A previsão era de que os protestos prosseguissem até a terça-feira (05/06), dia em que se recorda a dispersão de massa forçada (a diáspora) com o fim da guerra de 1967. Mais de mil crianças e ao menos onze mil adultos foram feridos pelas forças israelenses desde o início dos protestos.
“É muito cedo para entender plenamente o impacto que a recente violência teve sobre as crianças, algumas das quais perderam um parente ou uma pessoas amada, acrescenta Brophy. “O que se sabe é que a destruição do equilíbrio em âmbito familiar é um dos fatores-chaves em relação à saúde mental das crianças em conflito. Uma geração inteira de crianças em Gaza encontra-se no limite do equilíbrio, um choque a mais poderia ter consequências permanentes devastadoras”, lê-se ainda no comunicado de Save the Children.
Impacto do embargo israelense na vida dos palestinos
Nos últimos dez anos as famílias de Gaza enfrentaram dificuldades e incertezas: o embargo imposto por Israel, assim como os três conflitos, colocaram a duras provas a economia e os serviços essenciais. 90% dos familiares entrevistados afirmaram que o embargo teve impacto na vida cotidiana deles e de seus filhos.
Uma carência generalizada de energia elétrica – a maioria das famílias tem poucas horas de corrente por dia – foi citada como maior fator negativo, com um impacto sobre 60% das crianças. Os menores expressaram muitas vezes “irritação” devido ao corte de energia elétrica ou disseram sentir-se ansiosos, sozinhos e como “se ninguém estivesse com eles” durante a noite, com as luzes apagadas.
Deterioração da situação econômica
A maior preocupação dos familiares, por sua vez, está na deteriorada situação econômica, com quase metade dos entrevistados que reconhece o medo como fonte principal de stress. Nos últimos 15 anos a taxa de pobreza passou de 30% para mais de 50%, o desemprego subiu de 35% para 43% e agora é de 60% entre os jovens.

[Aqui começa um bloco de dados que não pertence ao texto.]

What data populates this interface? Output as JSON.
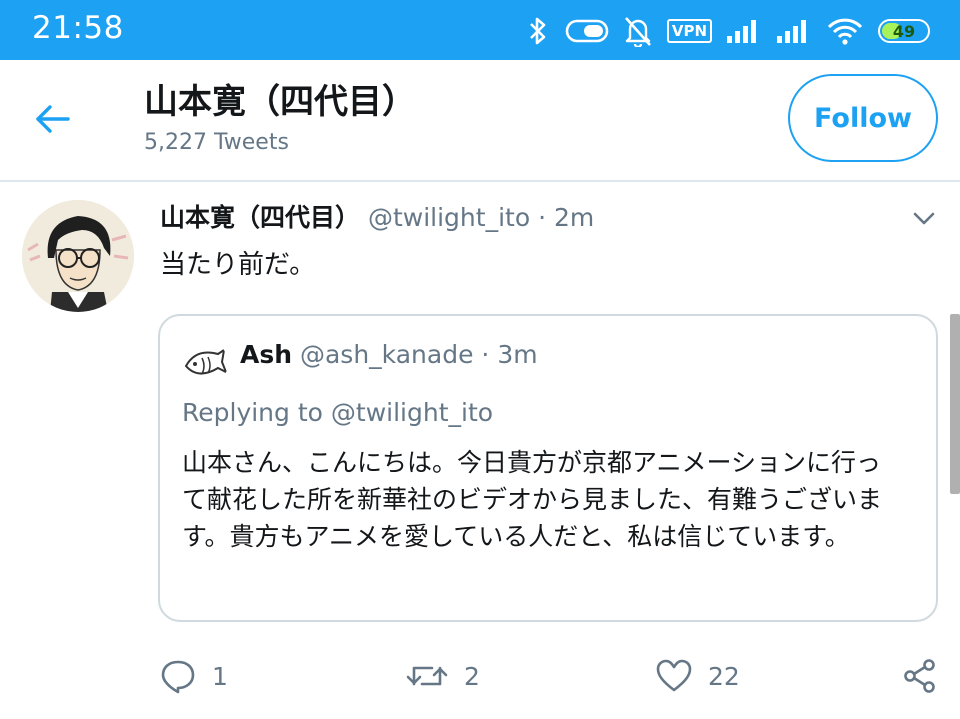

Menos de 20 anos atrás 96% das pessoas tinham água potável, agora somente 7%. Os estoques de remédios e alimentos escasseiam e são caros e é cada vez mais difícil obter vistos para deixar Gaza a fim de receber cuidados médicos.
“Muitas crianças em Gaza não conhecem nada mais que o embargo, a guerra e a privação. Stress e ânsia fazem parte do dia a dia, vivido na incerteza. Além do mais, muitas foram feridas ou presenciaram violências”, afirma a diretora de Save the Children nos Territórios Palestinos Ocupados, Jennifer Moorehead.